In one particular area, Tesla Motors (NASDAQ:TSLA) has demonstrated unquestionably excellent execution: growth. In fact, the company is growing faster the bigger it gets. And we're not talking paltry growth. In the company's most recent quarter, vehicle sales were up 77% compared to the year-ago quarter and 50% sequentially. Further, vehicle sales in the company's trailing-12-month period are up an impressive 60% from the year-ago period.
But a business' prospects are not captured by growth alone. A company's growth should be viewed in conjunction with its side effects -- particularly cash burn and execution risk.
On this note, here are two near-term risks Tesla investors should be aware of throughout 2016.
Tesla continues to burn cash
One of the reasons Tesla has been able to sustain such high levels of growth in vehicle sales is because the company has been spending ruthlessly. This is evident by an examination of both the electric-car maker's income statement and its cash flow statement. With operating expenses amounting to a whopping 44% of the company's third-quarter revenue and burning $203 million in operations, the company's aggressive spending on research and development, employee compensation, and expansion of its service centers, stores, and other aspects of its business, is making it difficult for the company to fund even its regular day-to-day operations. This has forced Tesla to open new credit lines and raising cash through equity offerings and debt.

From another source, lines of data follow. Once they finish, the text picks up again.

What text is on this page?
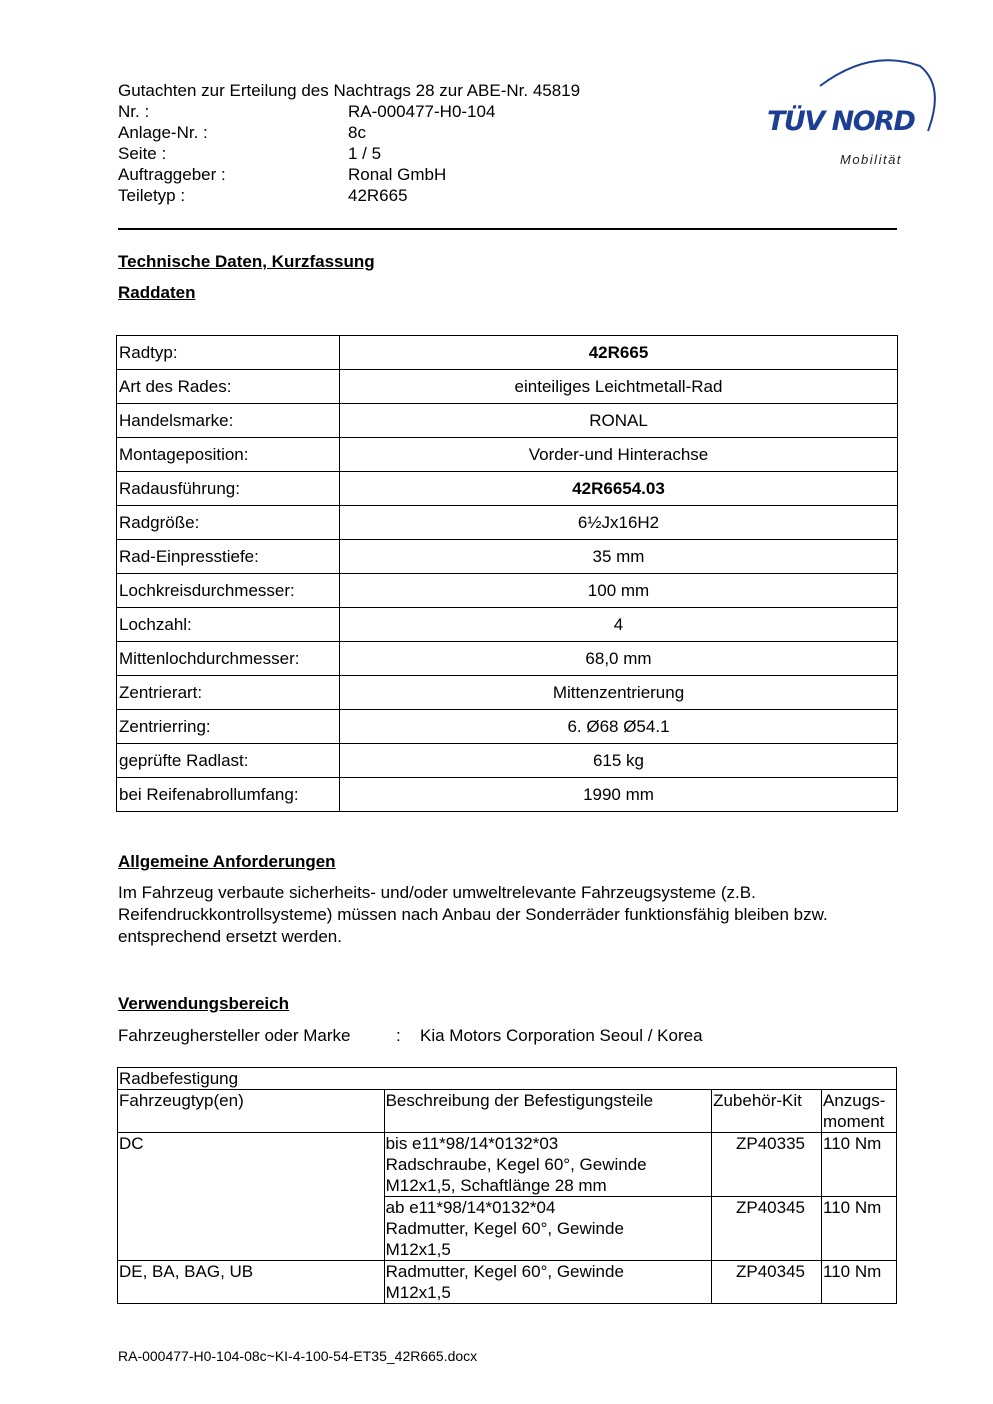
Gutachten zur Erteilung des Nachtrags 28 zur ABE-Nr. 45819
Nr. :	RA-000477-H0-104
Anlage-Nr. :	8c
Seite :	1 / 5
Auftraggeber :	Ronal GmbH
Teiletyp :	42R665
TÜV NORD
Mobilität
Technische Daten, Kurzfassung
Raddaten
Radtyp:	42R665
Art des Rades:	einteiliges Leichtmetall-Rad
Handelsmarke:	RONAL
Montageposition:	Vorder-und Hinterachse
Radausführung:	42R6654.03
Radgröße:	6½Jx16H2
Rad-Einpresstiefe:	35 mm
Lochkreisdurchmesser:	100 mm
Lochzahl:	4
Mittenlochdurchmesser:	68,0 mm
Zentrierart:	Mittenzentrierung
Zentrierring:	6. Ø68 Ø54.1
geprüfte Radlast:	615 kg
bei Reifenabrollumfang:	1990 mm
Allgemeine Anforderungen
Im Fahrzeug verbaute sicherheits- und/oder umweltrelevante Fahrzeugsysteme (z.B.
Reifendruckkontrollsysteme) müssen nach Anbau der Sonderräder funktionsfähig bleiben bzw.
entsprechend ersetzt werden.
Verwendungsbereich
Fahrzeughersteller oder Marke	: Kia Motors Corporation Seoul / Korea
Radbefestigung			
Fahrzeugtyp(en)	Beschreibung der Befestigungsteile	Zubehör-Kit	Anzugs-
moment

DC	bis e11*98/14*0132*03
Radschraube, Kegel 60°, Gewinde
M12x1,5, Schaftlänge 28 mm	ZP40335	110 Nm

	ab e11*98/14*0132*04
Radmutter, Kegel 60°, Gewinde
M12x1,5	ZP40345	110 Nm
DE, BA, BAG, UB	Radmutter, Kegel 60°, Gewinde
M12x1,5	ZP40345	110 Nm
RA-000477-H0-104-08c~KI-4-100-54-ET35_42R665.docx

Fortunately, Tesla believes improved scale in manufacturing as the company ramps up production and deliveries of its Model X SUV in 2016 will help it boost profitability and even become free cash flow positive during the year. But there's a risk management is overoptimistic about its trajectory for both revenue and cost reductions.
The Model X production ramp-up does not go as planned
With around 30,000 deposit-backed orders for Tesla's Model X SUV, the company is counting on a rapid ramp in production in order to take advantage of its backlog of demand. Currently, the company's website still says new orders of the SUV will occur during the second half of 2016, suggesting management believes it can deliver all of its current orders for its X, plus any new orders, during the year.
Ramping production so rapidly would be quite an achievement. For comparison, during the first full year of Model S deliveries, the company shipped about 22,500 vehicles, and during the second full year it shipped about 31,700 vehicles.
Failing to live up to its ambitious expectations for ramping Model X deliveries would leave investors uncertain about the company's ability to execute on a range of growth initiatives, including Tesla Energy, the Gigafactory, and its important Model 3 launch.
It's no secret Tesla has invested heavily into Model X production, arguably at least tripling its total maximum production capacity when its upgraded factory achieves full speed. But actually ramping up production on its expanded production lines carries risks of its own.
Can Tesla live up to high expectations in these two important areas?